Portnow: I’ve heard of number of people who advocate streaming, but it’s too early to tell. The question is, what is the price point for the consumer? And can streaming generate enough income to be a successful business model for the music industry? I think we’re in the midst of an evolutionary process. Based on the way technology is going, we’re entering a period of time where multiple formats will exist side-by-side.

DK: Currently with music sales declining, most music publishers and songwriters rely on performance income for a large share of their royalties. Do you see this trend continuing, with performance income being a big source of income?

Portnow: There’s a value placed on the song; a songwriter has a basis to be compensated. The government needs to continue to support the rights to performance income for songwriters so they remain protected. We need to protect all income streams for songwriters & publishers, and certainly performance income is an important income stream.

Recording artists also deserve royalties from performance income. This is an inequity that we’ve been working to correct for several years now. Artists also deserve to earn performance income. Most countries around the world already pay artists their performance income royalties. It’s only the U.S., China, Iran, and North Korea which don’t pay artists performance income. We are working to repair this flaw.

I want to make it clear that artist’s performance income will not be at the expense of songwriters and publishers receiving their performance income. We will not allow one penny to be taken away from songwriters and publishers. As in the rest of the world, these two royalties go hand-in-hand.

DK:  What are the main programs that The Recording Academy provides for young artists and songwriters?

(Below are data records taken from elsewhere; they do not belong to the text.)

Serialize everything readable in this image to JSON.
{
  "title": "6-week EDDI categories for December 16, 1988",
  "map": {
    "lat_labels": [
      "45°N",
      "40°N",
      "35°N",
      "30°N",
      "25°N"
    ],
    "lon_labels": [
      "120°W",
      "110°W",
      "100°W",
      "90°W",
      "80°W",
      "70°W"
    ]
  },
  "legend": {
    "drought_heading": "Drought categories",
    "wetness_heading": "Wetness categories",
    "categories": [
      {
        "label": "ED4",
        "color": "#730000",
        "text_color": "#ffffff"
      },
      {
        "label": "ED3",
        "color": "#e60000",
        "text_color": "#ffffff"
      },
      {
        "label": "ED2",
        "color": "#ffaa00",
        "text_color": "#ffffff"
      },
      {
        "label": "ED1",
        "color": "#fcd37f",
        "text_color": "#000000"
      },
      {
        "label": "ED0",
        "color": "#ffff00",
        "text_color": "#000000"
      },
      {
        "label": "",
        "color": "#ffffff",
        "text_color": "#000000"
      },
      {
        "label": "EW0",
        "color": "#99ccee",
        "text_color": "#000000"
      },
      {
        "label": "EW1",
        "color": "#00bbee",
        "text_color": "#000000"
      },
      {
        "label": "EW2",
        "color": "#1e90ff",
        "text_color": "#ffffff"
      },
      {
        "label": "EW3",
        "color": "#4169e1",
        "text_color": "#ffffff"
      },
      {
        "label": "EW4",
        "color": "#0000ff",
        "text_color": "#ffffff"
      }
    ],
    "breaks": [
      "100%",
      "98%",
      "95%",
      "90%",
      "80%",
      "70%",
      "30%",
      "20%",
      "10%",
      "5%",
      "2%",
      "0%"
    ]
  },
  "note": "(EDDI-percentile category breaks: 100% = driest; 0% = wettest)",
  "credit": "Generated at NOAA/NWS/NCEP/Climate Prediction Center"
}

Portnow: We have several programs and organizations which help young artists, writers & musicians. We have the Grammy Foundation which provides programs and activities at high schools. We’ve set up competitions among high school music departments for cash grants across the country. Grants can really help high school programs which don’t have the budget for music. In addition, we also have Grammy Camp for high school students. We’ve held Grammy Camp in Los Angeles in the summer for the past six years, and this summer we’ll be hosting Grammy Camps in both Los Angeles and New York. We also have our Grammy Career Days for high school students, which consist of industry panels, workshops, and performances. These are held in our 12 chapter cities across the U.S., and are a great opportunity for students to learn about all aspects of the music industry from those who work in the business.

We also have our Grammy University Network program, or Grammy U, for college students who are planning to pursue a career in the recording industry. We have more than 300 colleges and universities affiliated with the program, more than 4,000 student members, and a Grammy U student rep in each of our chapter cities.

Another important interface is our Grammy Museum, which is in downtown Los Angeles at L.A. Live. The Grammy Museum is open 365 days per year, and it provides a terrific opportunity for music fans and students of music to learn about the industry. We conduct a number of educational programs at the museum–we annually bring in 15,000 students who visit the Grammy Museum through various programs. The museum also features many excellent live performances in the Clive Davis Theater.

The Recording Academy welcomes everyone interested in music and the industry; we cover a broad spectrum of the creative community. Certainly, the songwriter community is a vibrant part of our membership. We welcome your readers to go to the Grammy.com website and take a look at all the programs, and to sign up and become a member.

DK: What social networking sites does The Recording Academy have?

Portnow: The Recording Academy engages fans on a variety of social media platforms. You can find @TheGrammys on Twitter, Facebook, Foursquare, Tumblr and YouTube. We now also have Grammy365.com, which is a robust social networking site designed specifically for our members. It’s a great place for serious music industry professionals to meet online and share job opportunities, music, and insights with their peer group.